Recently I wrote about creative ads vs effective ads. Click here to read about the dangers.

However you can do both. Skip wrote this recently, click on the headline to go to his blog and read about the previous 9 Great Ads:

Great Ads #10 - We Can Solve It

Whether you hug trees for a living, or chop them down, if you're able to set aside your personal feelings and allegiances, you can appreciate this great ad. This ad by The Alliance for Climate Protection was clipped from the December 2008 issue of GQ.

What makes it so great? Let's take apart the elements.

The stopper effect is very strong. First off, it is impossible to miss the gargantuan headline treatment with its nearly 2-inch tall font. Reminds me a bit of the famous "Dewey Beats Truman" headline of old. "Free us." It is a simple message in a world of increasingly complex messages.


Next, I am taken by the unusual layout. You'll notice that the page is split vertically by image (on the left) and copy block (on the right). Most print ads today are designed with an image that spans the full page. If there is separate copy block is designed into the layout, the page is usually split horizontally with the image on top and copy below. In a metaphorical sense, this vertical split almost gives a sense of demarcation ... a new era, a change, etc ... if you think about a horizontal timeline or progression of time.

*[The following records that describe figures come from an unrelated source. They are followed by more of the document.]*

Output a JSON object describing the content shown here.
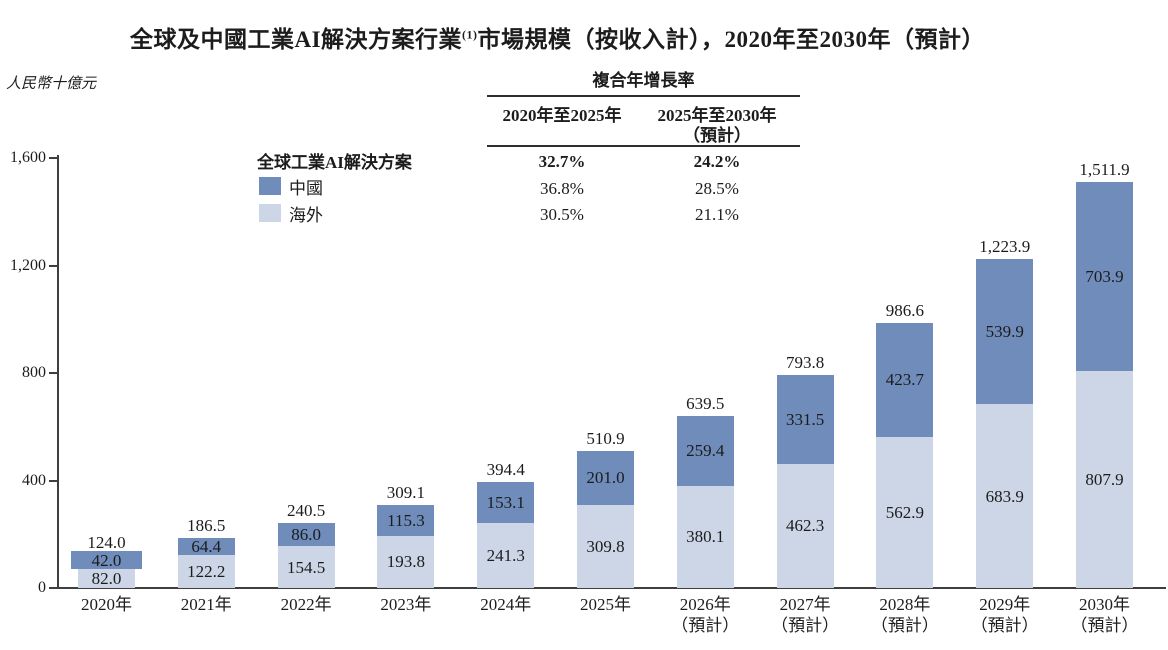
{
  "title": {
    "prefix": "全球及中國工業AI解決方案行業",
    "footnote_marker": "(1)",
    "suffix": "市場規模（按收入計），2020年至2030年（預計）"
  },
  "unit_label": "人民幣十億元",
  "legend": {
    "header": "全球工業AI解決方案",
    "items": [
      {
        "label": "中國",
        "color": "#6f8cba"
      },
      {
        "label": "海外",
        "color": "#ccd6e6"
      }
    ]
  },
  "cagr_table": {
    "header": "複合年增長率",
    "columns": [
      {
        "line1": "2020年至2025年",
        "line2": ""
      },
      {
        "line1": "2025年至2030年",
        "line2": "（預計）"
      }
    ],
    "rows": [
      {
        "values": [
          "32.7%",
          "24.2%"
        ],
        "bold": true
      },
      {
        "values": [
          "36.8%",
          "28.5%"
        ],
        "bold": false
      },
      {
        "values": [
          "30.5%",
          "21.1%"
        ],
        "bold": false
      }
    ]
  },
  "chart_data": {
    "type": "bar",
    "stacked": true,
    "title": "全球及中國工業AI解決方案行業市場規模（按收入計），2020年至2030年（預計）",
    "ylabel": "人民幣十億元",
    "xlabel": "",
    "ylim": [
      0,
      1600
    ],
    "grid": false,
    "legend_position": "upper-left",
    "categories": [
      "2020年",
      "2021年",
      "2022年",
      "2023年",
      "2024年",
      "2025年",
      "2026年",
      "2027年",
      "2028年",
      "2029年",
      "2030年"
    ],
    "category_sublabels": [
      "",
      "",
      "",
      "",
      "",
      "",
      "（預計）",
      "（預計）",
      "（預計）",
      "（預計）",
      "（預計）"
    ],
    "yticks": [
      {
        "value": 0,
        "label": "0"
      },
      {
        "value": 400,
        "label": "400"
      },
      {
        "value": 800,
        "label": "800"
      },
      {
        "value": 1200,
        "label": "1,200"
      },
      {
        "value": 1600,
        "label": "1,600"
      }
    ],
    "series": [
      {
        "name": "中國",
        "color": "#6f8cba",
        "values": [
          42.0,
          64.4,
          86.0,
          115.3,
          153.1,
          201.0,
          259.4,
          331.5,
          423.7,
          539.9,
          703.9
        ]
      },
      {
        "name": "海外",
        "color": "#ccd6e6",
        "values": [
          82.0,
          122.2,
          154.5,
          193.8,
          241.3,
          309.8,
          380.1,
          462.3,
          562.9,
          683.9,
          807.9
        ]
      }
    ],
    "totals_display": [
      "124.0",
      "186.5",
      "240.5",
      "309.1",
      "394.4",
      "510.9",
      "639.5",
      "793.8",
      "986.6",
      "1,223.9",
      "1,511.9"
    ]
  }
}
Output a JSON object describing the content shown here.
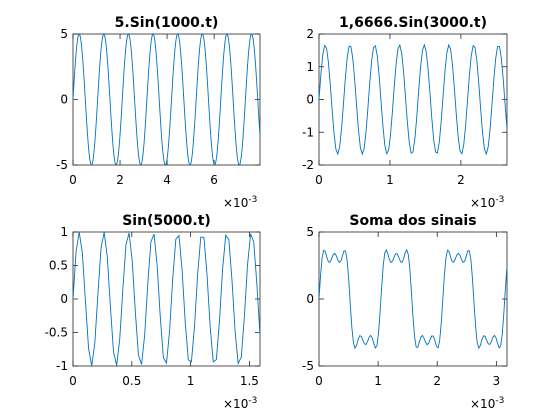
{
  "chart_data": [
    {
      "type": "line",
      "title": "5.Sin(1000.t)",
      "xlabel": "",
      "ylabel": "",
      "xlim": [
        0,
        0.00795
      ],
      "ylim": [
        -5,
        5
      ],
      "x_ticks": [
        0,
        0.002,
        0.004,
        0.006
      ],
      "x_tick_labels": [
        "0",
        "2",
        "4",
        "6"
      ],
      "x_exponent": "×10",
      "x_exponent_power": "-3",
      "y_ticks": [
        -5,
        0,
        5
      ],
      "y_tick_labels": [
        "-5",
        "0",
        "5"
      ],
      "series": [
        {
          "color": "#0072BD",
          "function": "sum_of_sines",
          "terms": [
            {
              "amplitude": 5,
              "angular_frequency": 6000
            }
          ],
          "x_start": 0,
          "x_end": 0.00795,
          "sample_step": 2.65e-05
        }
      ]
    },
    {
      "type": "line",
      "title": "1,6666.Sin(3000.t)",
      "xlabel": "",
      "ylabel": "",
      "xlim": [
        0,
        0.00265
      ],
      "ylim": [
        -2,
        2
      ],
      "x_ticks": [
        0,
        0.001,
        0.002
      ],
      "x_tick_labels": [
        "0",
        "1",
        "2"
      ],
      "x_exponent": "×10",
      "x_exponent_power": "-3",
      "y_ticks": [
        -2,
        -1,
        0,
        1,
        2
      ],
      "y_tick_labels": [
        "-2",
        "-1",
        "0",
        "1",
        "2"
      ],
      "series": [
        {
          "color": "#0072BD",
          "function": "sum_of_sines",
          "terms": [
            {
              "amplitude": 1.6666,
              "angular_frequency": 18000
            }
          ],
          "x_start": 0,
          "x_end": 0.00265,
          "sample_step": 2.65e-05
        }
      ]
    },
    {
      "type": "line",
      "title": "Sin(5000.t)",
      "xlabel": "",
      "ylabel": "",
      "xlim": [
        0,
        0.00159
      ],
      "ylim": [
        -1,
        1
      ],
      "x_ticks": [
        0,
        0.0005,
        0.001,
        0.0015
      ],
      "x_tick_labels": [
        "0",
        "0.5",
        "1",
        "1.5"
      ],
      "x_exponent": "×10",
      "x_exponent_power": "-3",
      "y_ticks": [
        -1,
        -0.5,
        0,
        0.5,
        1
      ],
      "y_tick_labels": [
        "-1",
        "-0.5",
        "0",
        "0.5",
        "1"
      ],
      "series": [
        {
          "color": "#0072BD",
          "function": "sum_of_sines",
          "terms": [
            {
              "amplitude": 1,
              "angular_frequency": 30000
            }
          ],
          "x_start": 0,
          "x_end": 0.00159,
          "sample_step": 2.65e-05
        }
      ]
    },
    {
      "type": "line",
      "title": "Soma dos sinais",
      "xlabel": "",
      "ylabel": "",
      "xlim": [
        0,
        0.00318
      ],
      "ylim": [
        -5,
        5
      ],
      "x_ticks": [
        0,
        0.001,
        0.002,
        0.003
      ],
      "x_tick_labels": [
        "0",
        "1",
        "2",
        "3"
      ],
      "x_exponent": "×10",
      "x_exponent_power": "-3",
      "y_ticks": [
        -5,
        0,
        5
      ],
      "y_tick_labels": [
        "-5",
        "0",
        "5"
      ],
      "series": [
        {
          "color": "#0072BD",
          "function": "sum_of_sines",
          "terms": [
            {
              "amplitude": 3.93,
              "angular_frequency": 6000
            },
            {
              "amplitude": 1.31,
              "angular_frequency": 18000
            },
            {
              "amplitude": 0.79,
              "angular_frequency": 30000
            }
          ],
          "x_start": 0,
          "x_end": 0.00318,
          "sample_step": 2.65e-05
        }
      ]
    }
  ]
}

The visual image is stark and unusual. How often do we see an oil tanker in an ad? The cropping of the photo and the perspective supplied by the camera angle combine to communicate the massive size of that sea-faring vessel.

Finally, take a hard look at the ad copy. It is arranged in an unusual format, almost like a poem. Short lines, all contained to one row, and repetition are used to give the copy a choppy meter and an emphatic feel. And like all great ads, there is a distinct call-to-action or response mechanism. The advertiser clearly invites and urges the reader to go to the Web site to join their cause.

No matter how green you are, we can all be a little green with envy over the creative genius of this print advertisement.